Ci vuole molto a capire che una cosa è salvare il calcio brindisino, un’altra è tenere in piedi la “società sportiva dilettantistica Città di Brindisi” piena zeppa di debiti prodotti da una gestione scellerata e truffaldina?
Ci vuole molto a capire che la vera salvezza del calcio brindisino passa attraverso la guerra alla mentalità e alle connivenze che hanno costruito quel baraccone malato e paramafioso capace di generare Salucci, Galigani, Pupino e Flora e che ha dato voce in capitolo a tutti quelli che li hanno fiancheggiati e continuano a farlo ancora oggi?
E quale è il problema se la vittoria di questa guerra passa attraverso la retrocessione di una categoria o la costituzione di una nuova società che non sia quella che Flora & C. hanno portato alle soglie del fallimento ed al pubblico ludibrio?
Allora da queste pagine parte, chiara e tonda e senza fronzoli, una considerazione che sappiamo essere condivisa dalla stragrande maggioranza delle persone.
Il calcio va salvato come gioco, come attività educativa e rieducativa.
Vanno salvate le domeniche spensierate trascorse sugli spalti attorno ad prato verde.
Vanno salvati i momenti farciti di passione, di urla e di imprecazioni popolari.
Vanno salvate le incazzature di cinque minuti quando si perde e le gioie di quando si vince.
Invece va eliminato quel calcio che si trasforma in baruffe, minacce, connivenze, inviti alla violenza.
Vanno ripudiate le persone che barano, truffano e fanno perdere dignità ad un’intera città e alla sua gente.
Va ucciso per sempre quello sport che offusca le coscienze e sfrutta la passione per diventare merce al servizio degli interessi economici e degli affari di gente senza scrupoli.
E allora “salviamo il Brindisi” non deve essere solo una battaglia di “pallone”. La salvezza del “Brindisi Calcio” e di ciò che rappresenta non va confusa con il disputare il campionato di Eccellenza invece che quello di Promozione.
Qui è in ballo qualcosa di più importante che calcare l’erbetta degli stadi di serie A o i campi fangosi di terza categoria. Qui sono in ballo i concetti di cittadinanza, di crescita sociale, di educazione, di felicità, di moralità, di impegno civile.
Salire o scendere di una categoria è una piccola battaglia.

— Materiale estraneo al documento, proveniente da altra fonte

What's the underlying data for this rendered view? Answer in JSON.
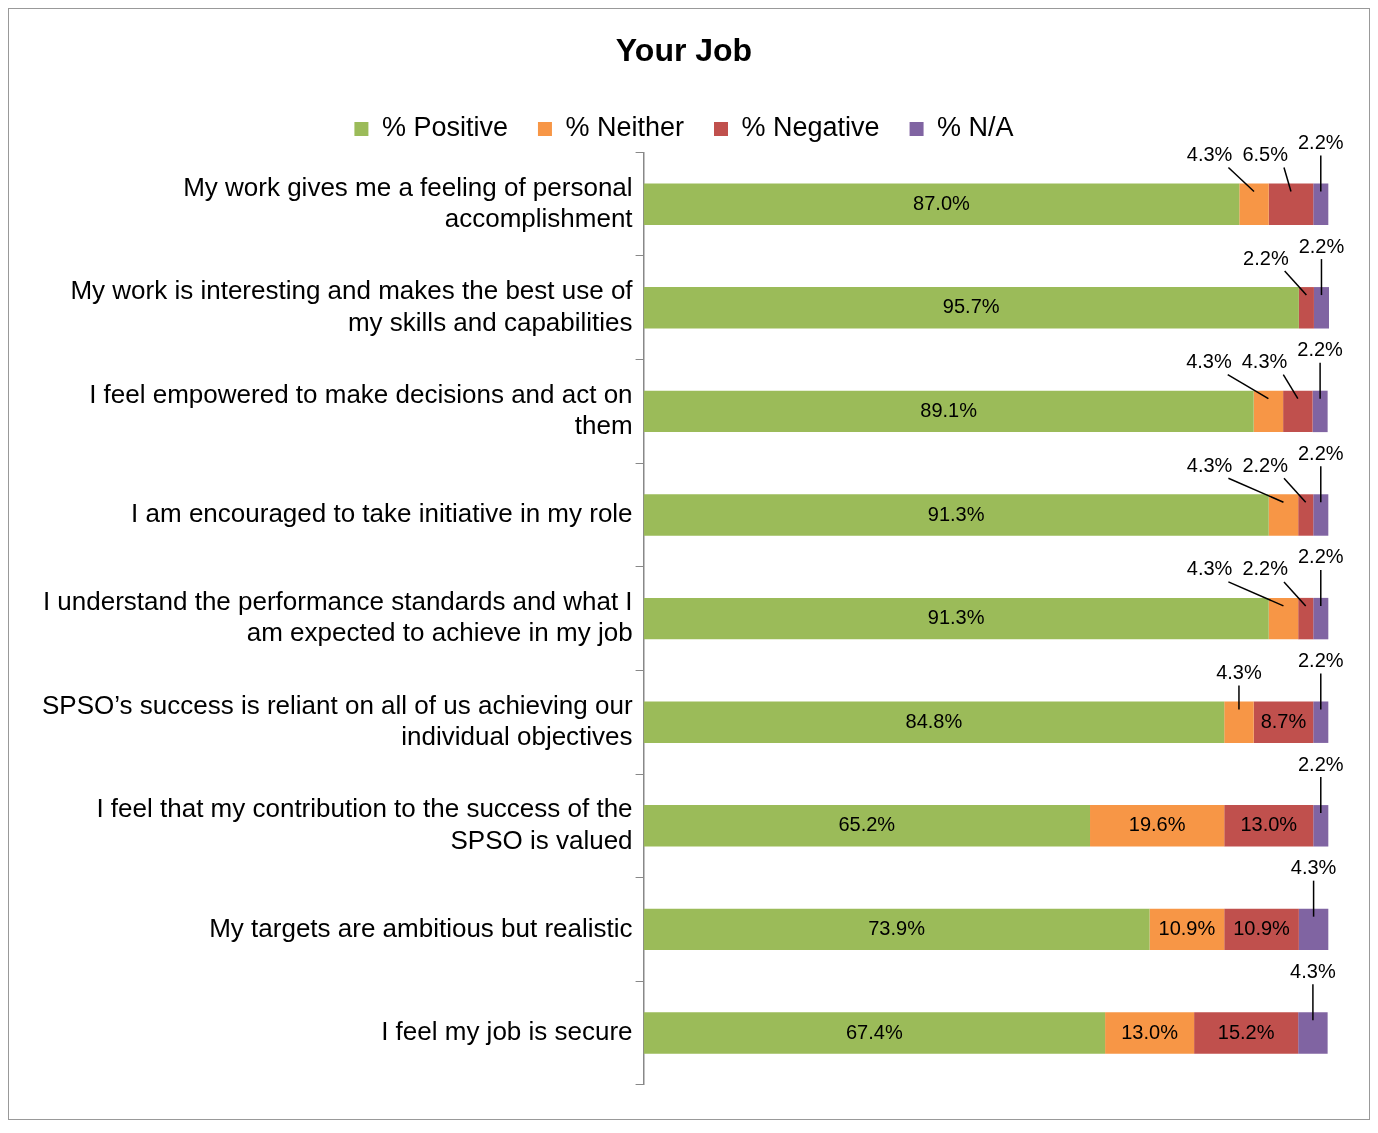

Che il “Brindisi Calcio” torni ad essere patrimonio di tutti e che lo sport torni ad essere occasione di divertimento, è una guerra che deve essere vinta.
Non è facile. Occorre avere il coraggio di esporsi in prima persona, di voler cambiare le piccole cose per cominciare a cambiare tutto il resto. Ma il terremoto parte sempre da qualche piccola scossa iniziale.